Girish Upreti, Rajive Dhingra, Sasikumar Naidu, Isaac Atuahene, Rapinder Sawhney

Chapter 15. The Economic Contributions of Nanotechnology to Green and Sustainable Growth

One of the impact promises associated with nanotechnology is that it will facilitate greener and more sustainable economic growth. We explore the extent to which nanotechnology development and commercialization is achieving this goal, drawing on secondary sources and available data. After defining the concepts of nanotechnology and green and sustainable development, we examine six nanotechnology application areas that are pertinent to green growth and sustainability. These application areas are assessed relative to their scale and scope through market forecasts, green benefits and potential issues and limitations. These six application areas are: nano-enabled solar cells, energy storage, nanogenerators, thermal energy, fuel catalysis, and water treatment.

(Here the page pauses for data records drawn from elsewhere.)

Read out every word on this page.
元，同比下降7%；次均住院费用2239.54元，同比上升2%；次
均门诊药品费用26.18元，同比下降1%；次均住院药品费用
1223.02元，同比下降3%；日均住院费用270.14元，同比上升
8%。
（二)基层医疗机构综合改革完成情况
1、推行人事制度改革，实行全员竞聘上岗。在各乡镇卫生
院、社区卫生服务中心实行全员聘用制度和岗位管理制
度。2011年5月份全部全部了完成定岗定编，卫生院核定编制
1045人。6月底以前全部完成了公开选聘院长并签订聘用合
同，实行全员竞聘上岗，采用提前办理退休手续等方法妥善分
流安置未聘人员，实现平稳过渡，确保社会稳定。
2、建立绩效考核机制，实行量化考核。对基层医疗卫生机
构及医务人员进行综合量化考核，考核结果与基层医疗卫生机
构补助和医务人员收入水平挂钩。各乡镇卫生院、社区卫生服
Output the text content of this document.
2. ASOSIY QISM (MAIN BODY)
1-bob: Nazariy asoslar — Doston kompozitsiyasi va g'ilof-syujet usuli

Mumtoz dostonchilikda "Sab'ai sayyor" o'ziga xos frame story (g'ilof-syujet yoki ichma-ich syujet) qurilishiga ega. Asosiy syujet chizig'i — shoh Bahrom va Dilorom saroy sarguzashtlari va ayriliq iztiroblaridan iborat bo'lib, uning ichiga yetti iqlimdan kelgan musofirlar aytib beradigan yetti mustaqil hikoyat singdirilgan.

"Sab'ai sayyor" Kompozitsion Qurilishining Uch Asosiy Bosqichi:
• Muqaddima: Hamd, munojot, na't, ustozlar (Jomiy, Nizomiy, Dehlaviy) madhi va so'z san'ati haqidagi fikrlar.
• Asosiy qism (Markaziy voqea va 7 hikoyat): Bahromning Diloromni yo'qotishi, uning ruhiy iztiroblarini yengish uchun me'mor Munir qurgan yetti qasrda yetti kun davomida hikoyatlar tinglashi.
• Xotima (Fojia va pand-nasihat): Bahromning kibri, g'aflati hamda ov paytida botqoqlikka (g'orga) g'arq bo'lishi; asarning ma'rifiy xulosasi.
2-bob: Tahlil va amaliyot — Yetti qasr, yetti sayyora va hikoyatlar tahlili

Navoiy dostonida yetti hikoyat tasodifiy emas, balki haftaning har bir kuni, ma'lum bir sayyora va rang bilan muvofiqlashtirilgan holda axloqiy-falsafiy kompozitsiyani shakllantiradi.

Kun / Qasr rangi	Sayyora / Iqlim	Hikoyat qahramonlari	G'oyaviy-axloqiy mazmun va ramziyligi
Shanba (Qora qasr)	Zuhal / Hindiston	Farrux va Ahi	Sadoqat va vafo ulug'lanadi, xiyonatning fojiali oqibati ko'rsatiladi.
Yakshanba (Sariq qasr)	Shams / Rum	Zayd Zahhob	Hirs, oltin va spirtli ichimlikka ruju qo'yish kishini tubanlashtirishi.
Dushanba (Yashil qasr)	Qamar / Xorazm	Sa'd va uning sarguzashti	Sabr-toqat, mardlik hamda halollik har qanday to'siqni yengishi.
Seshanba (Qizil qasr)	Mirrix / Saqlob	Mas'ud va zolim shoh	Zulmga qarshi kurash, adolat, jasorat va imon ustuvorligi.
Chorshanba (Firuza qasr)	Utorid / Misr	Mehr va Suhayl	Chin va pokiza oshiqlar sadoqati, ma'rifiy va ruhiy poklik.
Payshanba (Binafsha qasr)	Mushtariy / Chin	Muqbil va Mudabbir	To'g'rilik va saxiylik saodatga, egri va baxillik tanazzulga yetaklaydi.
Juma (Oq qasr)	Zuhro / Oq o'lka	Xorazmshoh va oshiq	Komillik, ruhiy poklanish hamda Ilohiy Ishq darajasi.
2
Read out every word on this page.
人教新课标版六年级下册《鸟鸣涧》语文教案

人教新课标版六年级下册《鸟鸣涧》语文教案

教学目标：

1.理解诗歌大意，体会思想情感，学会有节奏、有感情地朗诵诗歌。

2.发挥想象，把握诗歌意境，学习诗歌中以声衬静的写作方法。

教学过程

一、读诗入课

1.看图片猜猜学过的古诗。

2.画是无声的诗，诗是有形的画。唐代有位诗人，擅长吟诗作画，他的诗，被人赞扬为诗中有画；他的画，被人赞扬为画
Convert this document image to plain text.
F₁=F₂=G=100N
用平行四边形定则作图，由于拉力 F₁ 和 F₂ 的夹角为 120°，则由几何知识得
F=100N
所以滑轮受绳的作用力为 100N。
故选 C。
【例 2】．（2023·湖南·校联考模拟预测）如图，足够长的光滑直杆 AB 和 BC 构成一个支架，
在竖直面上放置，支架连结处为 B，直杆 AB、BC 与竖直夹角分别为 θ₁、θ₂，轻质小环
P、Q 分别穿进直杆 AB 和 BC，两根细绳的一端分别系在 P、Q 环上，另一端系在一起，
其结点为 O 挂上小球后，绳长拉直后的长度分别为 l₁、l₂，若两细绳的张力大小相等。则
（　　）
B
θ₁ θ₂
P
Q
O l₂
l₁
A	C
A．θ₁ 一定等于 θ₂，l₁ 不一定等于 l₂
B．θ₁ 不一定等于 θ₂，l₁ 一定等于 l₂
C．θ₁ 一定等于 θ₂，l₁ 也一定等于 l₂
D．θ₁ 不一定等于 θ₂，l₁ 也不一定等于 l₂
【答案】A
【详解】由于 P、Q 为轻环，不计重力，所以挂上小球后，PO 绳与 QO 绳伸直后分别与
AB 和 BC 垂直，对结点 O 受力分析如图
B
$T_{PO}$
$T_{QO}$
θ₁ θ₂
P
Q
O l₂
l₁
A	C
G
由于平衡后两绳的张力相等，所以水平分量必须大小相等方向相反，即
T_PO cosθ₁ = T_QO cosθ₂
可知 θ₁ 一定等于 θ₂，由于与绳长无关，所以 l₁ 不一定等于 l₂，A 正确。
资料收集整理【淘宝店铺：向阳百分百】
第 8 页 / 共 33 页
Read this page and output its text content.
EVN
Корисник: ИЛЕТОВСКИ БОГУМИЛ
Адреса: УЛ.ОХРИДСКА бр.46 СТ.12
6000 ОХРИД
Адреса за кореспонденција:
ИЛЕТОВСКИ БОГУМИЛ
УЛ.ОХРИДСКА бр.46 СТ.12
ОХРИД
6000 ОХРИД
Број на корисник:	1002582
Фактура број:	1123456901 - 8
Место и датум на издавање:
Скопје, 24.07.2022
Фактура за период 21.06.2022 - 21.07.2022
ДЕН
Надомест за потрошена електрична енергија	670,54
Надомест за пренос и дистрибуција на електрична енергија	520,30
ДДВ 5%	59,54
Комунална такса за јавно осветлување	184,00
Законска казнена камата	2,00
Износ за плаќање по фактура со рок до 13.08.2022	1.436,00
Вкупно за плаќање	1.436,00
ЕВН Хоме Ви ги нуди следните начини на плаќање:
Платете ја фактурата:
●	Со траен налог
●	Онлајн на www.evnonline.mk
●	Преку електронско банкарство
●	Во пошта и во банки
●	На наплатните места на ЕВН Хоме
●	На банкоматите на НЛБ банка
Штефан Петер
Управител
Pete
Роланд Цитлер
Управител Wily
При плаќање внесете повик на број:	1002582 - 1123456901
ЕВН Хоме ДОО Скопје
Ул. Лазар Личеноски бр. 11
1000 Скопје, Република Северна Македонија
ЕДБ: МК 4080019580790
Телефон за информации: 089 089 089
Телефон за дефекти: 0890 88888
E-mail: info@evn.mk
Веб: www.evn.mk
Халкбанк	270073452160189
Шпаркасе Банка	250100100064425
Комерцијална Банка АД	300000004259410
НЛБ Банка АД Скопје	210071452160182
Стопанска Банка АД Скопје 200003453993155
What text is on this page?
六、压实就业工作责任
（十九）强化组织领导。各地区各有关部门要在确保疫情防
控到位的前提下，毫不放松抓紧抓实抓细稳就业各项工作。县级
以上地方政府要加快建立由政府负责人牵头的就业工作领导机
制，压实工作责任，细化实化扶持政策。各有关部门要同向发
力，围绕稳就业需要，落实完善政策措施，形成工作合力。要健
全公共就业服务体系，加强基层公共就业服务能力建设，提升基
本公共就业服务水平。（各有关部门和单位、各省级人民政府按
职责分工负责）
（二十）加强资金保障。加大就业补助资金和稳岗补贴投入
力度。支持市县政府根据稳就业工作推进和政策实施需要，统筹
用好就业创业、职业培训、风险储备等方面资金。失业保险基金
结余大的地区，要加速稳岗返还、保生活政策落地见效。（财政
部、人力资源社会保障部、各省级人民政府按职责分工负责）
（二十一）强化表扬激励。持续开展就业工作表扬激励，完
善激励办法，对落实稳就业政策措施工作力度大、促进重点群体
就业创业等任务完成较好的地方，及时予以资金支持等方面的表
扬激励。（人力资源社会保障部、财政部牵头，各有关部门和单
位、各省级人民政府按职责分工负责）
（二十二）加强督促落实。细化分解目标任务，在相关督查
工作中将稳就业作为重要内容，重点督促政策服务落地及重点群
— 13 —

Nanotechnology-enabled applications in these areas offer potential benefits, such as reduced costs, less toxicity, greater efficiency, operating frequency, voltage, reduced complexity, and reliability. However, many sales forecasts associated with these applications have been adjusted downwards not only as a result of the economic downturn in the first decade of the 2000s but also due to the limited value offered by these nanotechnology-enabled application compared to what is already on the market (the incumbent technology). We find that while green nanotechnologies have the potential to make contributions both to addressing green challenges and to fostering sustainable economic development, development and diffusion is taking longer than previously anticipated, and in some cases the promised scale of benefits is unlikely to be realized. Additionally, the potential life cycle environmental overheads of some complex engineered nanomaterials must be taken more fully into account in assessing net contributions to green growth.